04 July 2015

daring greatly



The other night I began re-reading the book Daring Greatly, and posted on Instagram:

Re-reading a most important book tonight. Brené Brown's research on vulnerability & Wholeheartedness is life-affirming and necessary and miracle-making. If I haven't already given you a copy, let me know and I will. It's that good. Pairs beautifully with a Sunday night IPA or iced tea.

Brené researches vulnerability, courage, worthiness and shame. She delivered an amazing talk on the power of vulnerability at the 2010 TEDx Houston conference and presented on shame at the 2012 TED Conference. Her research is game-changing and its relevance is universal.

I'm a complete devotee and student of Wholehearted living, as Brené outlines and teaches through her research and writing. I've underlined far too many sentences and written far too many words on her work for one post, so let's start a bit of a series, shall we? Reflections on daring greatly and living wholeheartedly. Not quite a book club, but if you'd like to read or re-read along and chime in with your own thoughts and responses or write about them elsewhere, I'd like that.

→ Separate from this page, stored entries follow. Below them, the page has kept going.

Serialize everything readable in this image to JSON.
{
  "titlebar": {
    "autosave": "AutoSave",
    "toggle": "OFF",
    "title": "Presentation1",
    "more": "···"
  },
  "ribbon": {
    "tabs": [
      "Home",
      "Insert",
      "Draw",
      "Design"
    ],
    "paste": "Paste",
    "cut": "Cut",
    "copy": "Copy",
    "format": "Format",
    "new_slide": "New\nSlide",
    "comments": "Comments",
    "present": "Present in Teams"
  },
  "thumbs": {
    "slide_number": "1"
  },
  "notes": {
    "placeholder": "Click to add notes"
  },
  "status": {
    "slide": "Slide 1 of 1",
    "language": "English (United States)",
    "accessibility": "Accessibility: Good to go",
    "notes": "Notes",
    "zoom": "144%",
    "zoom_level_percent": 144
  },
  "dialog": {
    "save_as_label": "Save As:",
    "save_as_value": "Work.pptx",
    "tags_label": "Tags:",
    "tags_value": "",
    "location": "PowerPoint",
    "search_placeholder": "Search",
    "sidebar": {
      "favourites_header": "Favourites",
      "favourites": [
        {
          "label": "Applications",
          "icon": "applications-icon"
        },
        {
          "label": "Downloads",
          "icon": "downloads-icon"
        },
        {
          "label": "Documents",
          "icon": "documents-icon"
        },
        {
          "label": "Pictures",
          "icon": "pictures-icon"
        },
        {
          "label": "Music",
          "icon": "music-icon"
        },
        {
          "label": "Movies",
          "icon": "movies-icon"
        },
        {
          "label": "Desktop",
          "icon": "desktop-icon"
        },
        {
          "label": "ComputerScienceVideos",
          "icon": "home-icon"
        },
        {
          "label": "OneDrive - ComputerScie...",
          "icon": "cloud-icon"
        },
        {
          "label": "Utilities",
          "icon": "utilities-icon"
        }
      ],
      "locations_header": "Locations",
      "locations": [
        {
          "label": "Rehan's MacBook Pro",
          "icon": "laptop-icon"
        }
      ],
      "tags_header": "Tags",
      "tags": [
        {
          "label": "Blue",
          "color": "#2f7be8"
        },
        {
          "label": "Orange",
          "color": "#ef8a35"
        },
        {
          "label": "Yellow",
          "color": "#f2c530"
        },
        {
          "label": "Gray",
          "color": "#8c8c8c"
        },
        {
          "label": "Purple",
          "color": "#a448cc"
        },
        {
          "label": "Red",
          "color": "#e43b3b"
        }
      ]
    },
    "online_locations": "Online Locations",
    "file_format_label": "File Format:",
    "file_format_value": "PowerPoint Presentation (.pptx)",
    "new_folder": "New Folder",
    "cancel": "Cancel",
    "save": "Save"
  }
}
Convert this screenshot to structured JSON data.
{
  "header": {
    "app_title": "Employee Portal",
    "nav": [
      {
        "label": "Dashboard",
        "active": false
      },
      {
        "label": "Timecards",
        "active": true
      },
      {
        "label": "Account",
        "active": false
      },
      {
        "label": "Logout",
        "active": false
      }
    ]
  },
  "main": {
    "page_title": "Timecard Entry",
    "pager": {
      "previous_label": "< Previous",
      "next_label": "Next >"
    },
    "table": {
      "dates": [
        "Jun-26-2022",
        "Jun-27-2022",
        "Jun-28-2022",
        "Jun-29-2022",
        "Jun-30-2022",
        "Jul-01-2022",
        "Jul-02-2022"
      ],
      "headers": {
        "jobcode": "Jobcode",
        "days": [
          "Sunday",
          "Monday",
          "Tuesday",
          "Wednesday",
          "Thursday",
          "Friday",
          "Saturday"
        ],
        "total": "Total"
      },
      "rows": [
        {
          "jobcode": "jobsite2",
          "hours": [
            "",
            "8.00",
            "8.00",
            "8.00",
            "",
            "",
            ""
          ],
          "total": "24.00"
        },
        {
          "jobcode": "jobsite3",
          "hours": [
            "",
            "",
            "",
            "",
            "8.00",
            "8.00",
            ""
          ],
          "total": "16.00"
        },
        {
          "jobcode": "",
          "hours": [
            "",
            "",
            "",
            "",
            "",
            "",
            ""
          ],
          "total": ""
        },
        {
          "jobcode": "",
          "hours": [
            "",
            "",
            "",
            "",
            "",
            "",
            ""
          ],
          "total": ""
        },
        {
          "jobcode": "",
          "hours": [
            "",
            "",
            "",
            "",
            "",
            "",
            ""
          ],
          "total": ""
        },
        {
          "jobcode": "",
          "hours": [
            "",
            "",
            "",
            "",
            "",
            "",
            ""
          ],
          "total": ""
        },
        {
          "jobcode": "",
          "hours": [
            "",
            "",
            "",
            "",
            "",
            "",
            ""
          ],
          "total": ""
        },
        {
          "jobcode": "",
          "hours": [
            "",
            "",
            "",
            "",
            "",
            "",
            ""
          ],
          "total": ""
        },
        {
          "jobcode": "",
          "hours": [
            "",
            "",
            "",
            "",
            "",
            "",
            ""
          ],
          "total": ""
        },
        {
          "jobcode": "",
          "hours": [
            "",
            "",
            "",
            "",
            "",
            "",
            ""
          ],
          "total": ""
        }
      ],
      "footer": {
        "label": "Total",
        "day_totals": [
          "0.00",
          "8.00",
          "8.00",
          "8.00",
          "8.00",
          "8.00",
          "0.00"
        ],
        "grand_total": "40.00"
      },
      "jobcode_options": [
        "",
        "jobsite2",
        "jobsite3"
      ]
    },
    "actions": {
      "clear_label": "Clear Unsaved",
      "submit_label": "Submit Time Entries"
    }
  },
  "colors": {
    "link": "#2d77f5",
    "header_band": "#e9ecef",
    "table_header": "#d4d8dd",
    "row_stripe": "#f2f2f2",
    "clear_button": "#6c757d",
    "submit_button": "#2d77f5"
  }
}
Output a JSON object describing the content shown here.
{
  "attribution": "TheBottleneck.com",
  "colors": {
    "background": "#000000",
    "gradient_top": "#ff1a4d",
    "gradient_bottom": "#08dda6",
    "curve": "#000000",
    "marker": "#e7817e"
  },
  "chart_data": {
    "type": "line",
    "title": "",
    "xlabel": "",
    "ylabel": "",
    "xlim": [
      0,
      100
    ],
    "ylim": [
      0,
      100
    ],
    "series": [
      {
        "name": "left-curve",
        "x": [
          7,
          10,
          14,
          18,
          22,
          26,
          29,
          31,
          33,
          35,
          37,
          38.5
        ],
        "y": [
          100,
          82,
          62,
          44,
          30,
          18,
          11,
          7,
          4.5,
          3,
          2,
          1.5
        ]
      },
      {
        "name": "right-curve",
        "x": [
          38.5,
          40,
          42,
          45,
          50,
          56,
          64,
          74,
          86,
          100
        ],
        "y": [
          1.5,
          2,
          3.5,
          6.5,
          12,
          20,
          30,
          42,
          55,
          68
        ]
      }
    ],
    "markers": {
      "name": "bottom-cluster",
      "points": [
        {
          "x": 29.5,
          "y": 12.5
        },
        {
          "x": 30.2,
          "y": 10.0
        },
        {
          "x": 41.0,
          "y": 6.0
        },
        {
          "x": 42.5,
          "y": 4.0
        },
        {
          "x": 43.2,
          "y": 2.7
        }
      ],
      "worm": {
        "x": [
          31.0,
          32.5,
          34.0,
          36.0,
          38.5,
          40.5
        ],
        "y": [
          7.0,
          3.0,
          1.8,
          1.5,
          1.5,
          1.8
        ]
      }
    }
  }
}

Today, we introduce the concept of daring greatly. The phrase comes from a 1910 speech by Teddy Roosevelt, ol' rough-ridin' TR:

"It is not the critic who counts; not the man who points out how the strong man stumbles, or where the doer of deeds could have done them better.  

The credit belongs to the man who is actually in the arena, whose face is marred by dust and sweat and blood; who strives valiantly; who errs, who comes short again and again, 

because there is no effort without error and shortcoming; but who does actually strive to do the deeds; who knows great enthusiasms, the great devotions; who spends himself in a worthy cause;  

who at the best knows in the end the triumph of high achievement, and who at the worst, if he fails, at least fails while daring greatly...”

Daring greatly is everything. It's imperative. Daring greatly doesn't have to mean living loudly or acquiring fame and wealth and Instagram-worthy travel photos. Daring greatly happens at home with family and every morning when you wake up and look in the mirror. Daring greatly is being present with a friend in need. Daring greatly is taking a chance and putting yourself out there.

Whisper along now, "Give me the courage to show up and let myself be seen." 



Thanks for indulging, and happy 4th of July! I've had this posted written for weeks, but didn't have the chance or the bravery to post it until this morning after quietly reflecting with my Saturday cuppa coffee. Let's talk more about comparison and vulnerability and creativity and leadership and growing mint for mojitos and buying charming little houses and everything else that goes on in our crazy beautiful lives, ok?